• Retour à l’envoyeur - Alexis Lambotte

    Jean-Pierre DURAND
    Quelque part à Gémenos
    (mon GPS est tombé en panne)

    Mr Jean-Pierre DUPOND
    PdG de MEGA Corp.
    Tour 27
    Paris – La Défense


    Le 31 mai 2014

        Monsieur,

        J’ai été missionné voilà quelques jours par votre société, MEGA Corp., pour remettre un pli en province. Je vous annonce d’ores et déjà par la présente que ce pli est arrivé à bon port et, lorsque vous aurez fini de lire cette lettre qui relate les dernières heures que je viens de vivre ici, vous comprendrez aisément pourquoi elle signe, de fait, la fin de ma collaboration avec votre entreprise.
        Tout d’abord, le GPS gracieusement prêté par les services des Ressources Humaines est tombé en panne lors de mon arrivée au village de Gémenos, en Provence, ce qui m’a conduit à trouver un autre moyen de localisation, plus traditionnel : le recours aux indications géographiques des indigènes.
        C’est ainsi que j’ai rencontré des gens tout à fait originaux, réunis dans un jardin en friche, occupés à écrire. Une quinzaine de personnes, formant un groupe très hétéroclite autant en âge qu’en apparence vestimentaire, qui ont cherché assez vite à connaître les raisons de ma venue.
        Après la phase d’explications, ils ont assez vite trouvé l’endroit où mon pli devait être remis : par le plus grand des hasards, il s’agissait de l’adresse de celui qui semblait être le responsable du groupe !
        Loin de me souhaiter bonne route et de s’en retourner à leur activité, ils m’ont proposé d’ouvrir la lettre, de la lire à haute voix puis que chacun s’en inspire pour écrire un texte de son crû.
        Vous imaginez alors que je n’avais aucune idée de ce que le pli renfermait, moi qui ai signé consciencieusement cette clause de confidentialité qui nous lie depuis mon premier stage dans votre entreprise voilà trente ans, mais vu leur insistance et le petit verre de rosé qu’ils me promettait si j’obtempérais, je me suis laissé faire.
        Quelle ne fut pas ma surprise lorsque j’ai découvert que ce pli était une lettre de licenciement !
        Le responsable, loin d’être abattu par la nouvelle, eut l’air plutôt soulagé, ce qui me révolta tout d’abord.
        Ma révolte fut assez rapidement dissoute dans la coupe de champagne qui me fut servie pour trinquer à la nouvelle vie du chômeur tout frais.
        Petit à petit, des odeurs m’arrivèrent de la cuisine du cabanon. Et avec ces odeurs, des images, des sons puis finalement, brusquement, comme lorsqu’on ouvre les volets de sa chambre un matin d’août, des souvenirs.

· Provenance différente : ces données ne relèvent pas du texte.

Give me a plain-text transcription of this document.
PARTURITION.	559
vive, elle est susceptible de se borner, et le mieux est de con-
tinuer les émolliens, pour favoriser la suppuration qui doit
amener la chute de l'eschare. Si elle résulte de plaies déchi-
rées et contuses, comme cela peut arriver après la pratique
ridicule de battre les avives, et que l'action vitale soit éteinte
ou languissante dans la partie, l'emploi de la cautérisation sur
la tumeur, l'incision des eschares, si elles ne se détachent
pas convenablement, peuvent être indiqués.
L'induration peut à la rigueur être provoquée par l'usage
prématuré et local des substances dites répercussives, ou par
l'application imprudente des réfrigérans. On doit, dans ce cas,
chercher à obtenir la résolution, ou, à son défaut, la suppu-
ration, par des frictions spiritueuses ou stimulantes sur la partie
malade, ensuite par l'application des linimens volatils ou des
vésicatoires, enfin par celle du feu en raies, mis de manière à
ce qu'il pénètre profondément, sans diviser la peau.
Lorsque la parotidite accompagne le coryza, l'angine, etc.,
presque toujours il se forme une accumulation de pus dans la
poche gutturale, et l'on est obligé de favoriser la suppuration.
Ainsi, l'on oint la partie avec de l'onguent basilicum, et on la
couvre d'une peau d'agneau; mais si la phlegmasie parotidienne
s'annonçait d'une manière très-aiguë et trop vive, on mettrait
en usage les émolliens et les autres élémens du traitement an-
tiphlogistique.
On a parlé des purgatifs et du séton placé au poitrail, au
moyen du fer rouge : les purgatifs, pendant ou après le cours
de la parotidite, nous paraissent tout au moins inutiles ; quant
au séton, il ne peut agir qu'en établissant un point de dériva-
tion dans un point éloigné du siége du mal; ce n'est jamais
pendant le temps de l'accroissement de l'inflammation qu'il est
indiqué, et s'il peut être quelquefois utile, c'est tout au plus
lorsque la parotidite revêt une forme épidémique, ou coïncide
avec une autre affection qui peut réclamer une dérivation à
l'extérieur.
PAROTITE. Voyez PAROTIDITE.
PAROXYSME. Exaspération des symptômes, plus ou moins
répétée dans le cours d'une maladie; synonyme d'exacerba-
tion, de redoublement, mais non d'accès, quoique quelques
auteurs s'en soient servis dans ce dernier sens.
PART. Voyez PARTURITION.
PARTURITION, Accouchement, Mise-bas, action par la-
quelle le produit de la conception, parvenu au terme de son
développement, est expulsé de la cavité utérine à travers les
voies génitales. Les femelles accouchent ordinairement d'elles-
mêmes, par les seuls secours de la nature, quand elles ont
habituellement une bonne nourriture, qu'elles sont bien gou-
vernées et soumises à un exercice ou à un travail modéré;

        Cette tarte recouverte d’oignons et d’anchois que ma grand-mère oubliée me sert dans ma petite assiette aux bords fleuris. Ces moments à la mer avec ces parents, oubliés eux aussi. Cette sucette partagée avec Juliette, cachés dans les pins, et ses sandales bleues, ce bleu qui me parle soudainement, moi qui n’entendais plus les couleurs.

        C’est à ce moment-là, Jean-Pierre, que je réalisai qu’il y avait un ciel au-dessus de ma tête et de la terre sous mes pieds. Tout seul, perdu au milieu de ce groupe qui fêtait la mort du travail d’un des leurs, je commençai à entrevoir l’immensité du monde que je ne voyais plus et l’étendue de la vie qui m’attendait.

        Je ne serai pas là lundi lors de la prochaine réunion de motivation des équipes.
        Je bois à votre monde, à sa perte et son oubli dans les limbes de l’histoire humaine : vous n’avez pas d’odeur, pas de couleur, pas de corps. Vous ne ferez jamais partie d’aucun souvenir.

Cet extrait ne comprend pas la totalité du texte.